Film tosto.
Film lungo.
Film definitivo.
Scrivo "definitivo" perchè nessuno, dopo lo Zero Dark Thirty della Bigelow, potrà più girare un film sull'Iraq e più in generale sul terrorismo, per il semplice fatto che sarà inutile. C'è già tutto qui dentro: dall'11 settembre alla morte di Osama Bin Laden, il film racconta i retroscena, le indagini e le sofferenze di chi ha pazientemente seguito ogni pista che potesse portare alla morte del leader di al-Qaida.

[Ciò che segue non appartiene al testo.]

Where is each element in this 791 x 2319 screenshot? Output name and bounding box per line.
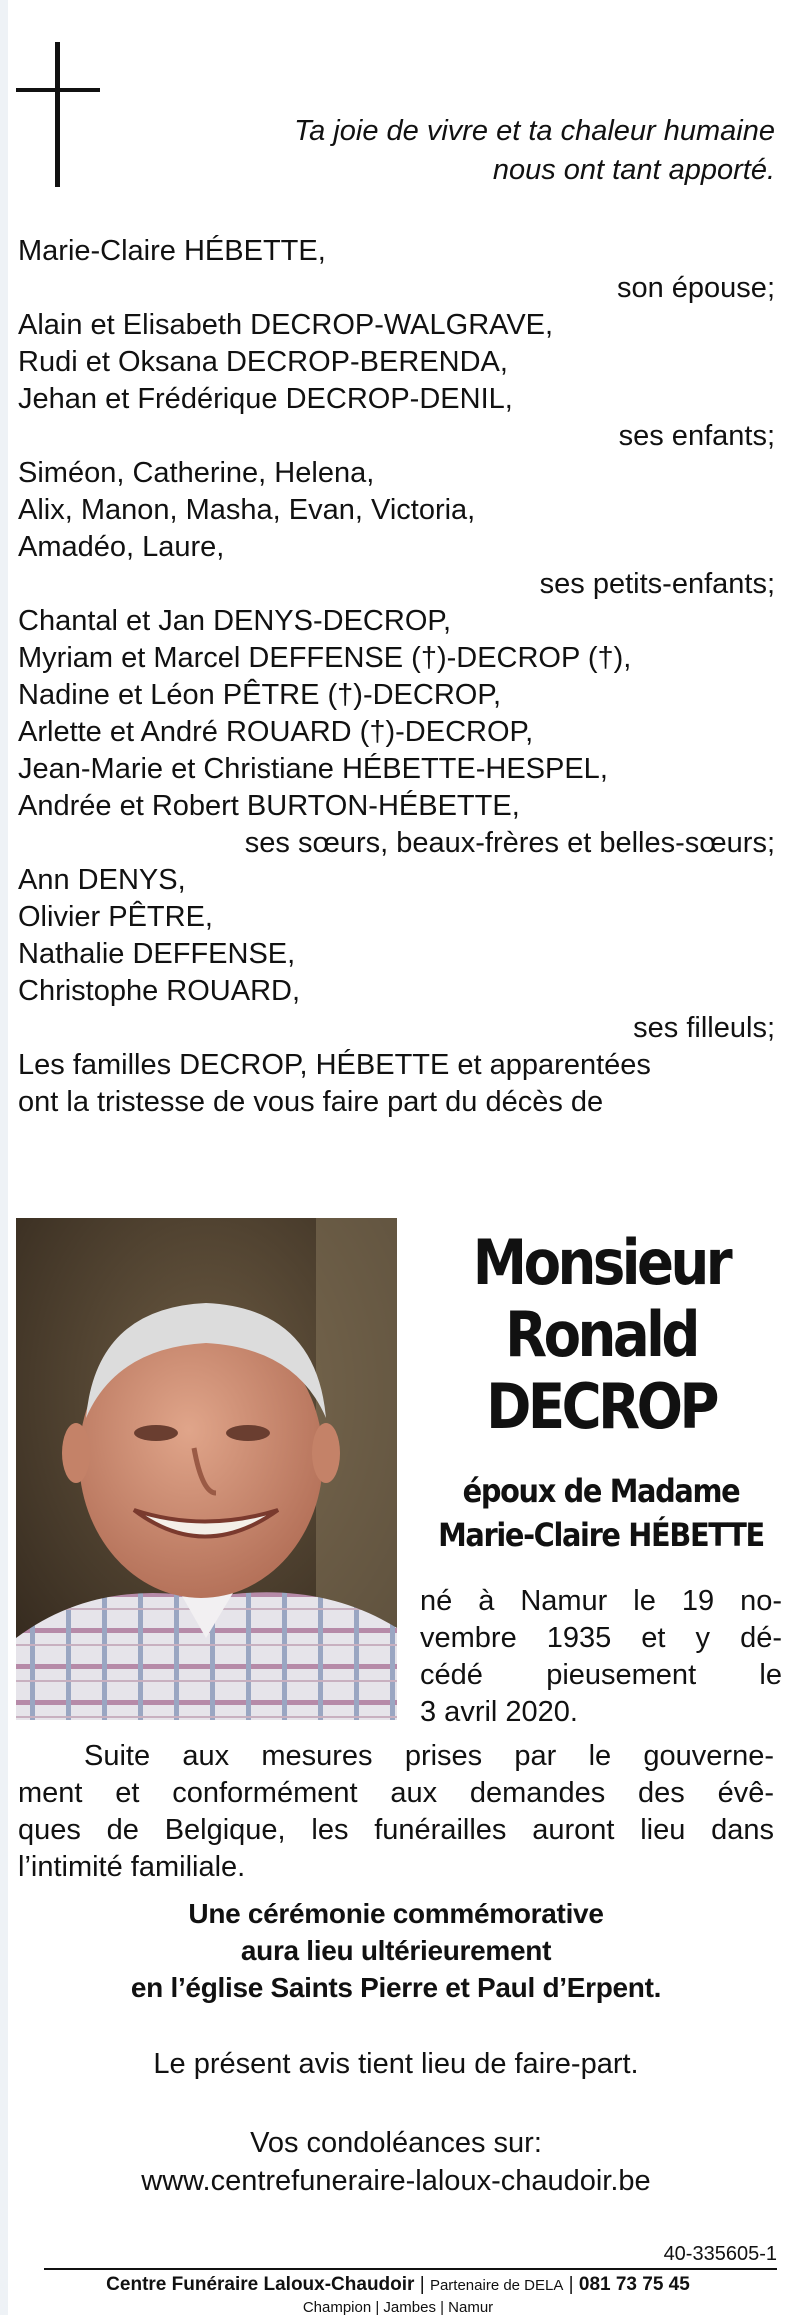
family-name: Marie-Claire HÉBETTE, [18, 235, 326, 267]
funeral-info-line: ques de Belgique, les funérailles auront lieu dans [18, 1814, 774, 1846]
motto [215, 112, 775, 190]
family-group-children [18, 307, 775, 455]
family-name: Rudi et Oksana DECROP-BERENDA, [18, 346, 508, 378]
family-name: Jean-Marie et Christiane HÉBETTE-HESPEL, [18, 753, 608, 785]
footer-main-line [18, 2274, 778, 2297]
family-name: Amadéo, Laure, [18, 531, 225, 563]
condolences-label: Vos condoléances sur: [250, 2127, 542, 2159]
funeral-info-line: l’intimité familiale. [18, 1851, 246, 1883]
ceremony-info [18, 1895, 774, 2006]
footer [18, 2274, 778, 2319]
family-relation: ses enfants; [618, 420, 775, 452]
family-name: Myriam et Marcel DEFFENSE (†)-DECROP (†), [18, 642, 632, 674]
family-name: Alain et Elisabeth DECROP-WALGRAVE, [18, 309, 554, 341]
family-list [18, 233, 775, 1121]
spouse-name: Marie-Claire HÉBETTE [438, 1516, 764, 1554]
family-name: Christophe ROUARD, [18, 975, 301, 1007]
family-relation: ses filleuls; [633, 1012, 775, 1044]
funeral-info-line: Suite aux mesures prises par le gouverne- [84, 1740, 774, 1772]
reference-number: 40-335605-1 [663, 2243, 777, 2265]
family-relation: son épouse; [616, 272, 775, 304]
partner-text: Partenaire de DELA [429, 2277, 564, 2294]
family-group-grandchildren [18, 455, 775, 603]
notice-text: Le présent avis tient lieu de faire-part. [153, 2048, 639, 2080]
footer-locations: Champion | Jambes | Namur [302, 2299, 494, 2316]
birth-death-line: 3 avril 2020. [420, 1696, 578, 1728]
family-name: Siméon, Catherine, Helena, [18, 457, 375, 489]
family-group-godchildren [18, 862, 775, 1047]
birth-death-line: né à Namur le 19 no- [420, 1585, 782, 1617]
birth-death-text [420, 1583, 782, 1731]
family-name: Arlette et André ROUARD (†)-DECROP, [18, 716, 534, 748]
family-relation: ses petits-enfants; [539, 568, 775, 600]
birth-death-line: cédé pieusement le [420, 1659, 782, 1691]
deceased-first-name: Ronald [505, 1298, 697, 1371]
family-name: Jehan et Frédérique DECROP-DENIL, [18, 383, 513, 415]
ceremony-line: Une cérémonie commémorative [188, 1898, 604, 1929]
phone-number: 081 73 75 45 [578, 2274, 690, 2295]
footer-separator: | [568, 2274, 574, 2295]
family-name: Chantal et Jan DENYS-DECROP, [18, 605, 452, 637]
deceased-last-name: DECROP [486, 1370, 716, 1443]
family-name: Alix, Manon, Masha, Evan, Victoria, [18, 494, 476, 526]
left-margin-bar [0, 0, 8, 2315]
funeral-info-line: ment et conformément aux demandes des évê- [18, 1777, 774, 1809]
motto-line: nous ont tant apporté. [492, 154, 775, 186]
motto-line: Ta joie de vivre et ta chaleur humaine [294, 115, 775, 147]
footer-separator: | [419, 2274, 425, 2295]
spouse-line: époux de Madame [462, 1472, 740, 1510]
ceremony-line: aura lieu ultérieurement [240, 1935, 552, 1966]
family-name: Andrée et Robert BURTON-HÉBETTE, [18, 790, 520, 822]
funeral-info [18, 1738, 774, 1886]
family-name: Olivier PÊTRE, [18, 901, 213, 933]
condolences-url[interactable]: www.centrefuneraire-laloux-chaudoir.be [141, 2165, 651, 2197]
deceased-title: Monsieur [472, 1226, 730, 1299]
condolences [18, 2124, 774, 2200]
portrait-photo [16, 1218, 397, 1720]
ceremony-line: en l’église Saints Pierre et Paul d’Erpent. [130, 1972, 662, 2003]
family-name: Nathalie DEFFENSE, [18, 938, 296, 970]
birth-death-line: vembre 1935 et y dé- [420, 1622, 782, 1654]
footer-divider [44, 2268, 777, 2270]
family-name: Ann DENYS, [18, 864, 186, 896]
family-group-spouse [18, 233, 775, 307]
funeral-home-name: Centre Funéraire Laloux-Chaudoir [106, 2274, 415, 2295]
family-name: Nadine et Léon PÊTRE (†)-DECROP, [18, 679, 502, 711]
family-relation: ses sœurs, beaux-frères et belles-sœurs; [244, 827, 775, 859]
announcement-line: Les familles DECROP, HÉBETTE et apparentées [18, 1049, 651, 1081]
family-group-siblings [18, 603, 775, 862]
announcement-line: ont la tristesse de vous faire part du décès de [18, 1086, 604, 1118]
announcement [18, 1047, 775, 1121]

Semplice. Cioè, si fa per dire. A parte le polemiche che ha scatenato negli Stati Uniti (basta sapere un minimo di inglese e girellare sul web per leggerne di tutti i colori), a parte la bravura di Jessica Chastain (la ricorderanno i fortunati che hanno amato The Tree Of Life di Malick) e del resto del cast (largamente sconosciuto a noi europei), a parte la perizia proffesionale della Bigelow (tanta camera a mano, come e se non di più che nel già splendido e pluripremiato The Hurt Locker), Zero Dark Thirty ha un pregio che pochissimi film "d'inchiesta" hanno: è crudo, è realistico oltre misura in ogni fotogramma, come è giusto che sia. L'unico interesse della Bigelow (che la distingue da tanti registucoli nostri connazionali finanziati da destra e da sinistra) non è mettere la storia al servizio delle proprie idee, ma mettere ciò che le riesce fare meglio (il cinema) al servizio della Storia, quella vera, "nuda e cruda". Il montaggio è frenetico e le immagini quasi "nervose" (soprattutto nello spettacolare blitz finale), ma la trama è incredibilmente lineare, limpida. Non è un thriller, non è un film di guerra, nè tantomeno un biopic su una brava agente della CIA: Zero Dark Thirty è Zero Dark Thirty. E come ogni film della Bigelow, o lo si ama o lo si disprezza.
Io, sinceramente, l'ho amato fino in fondo.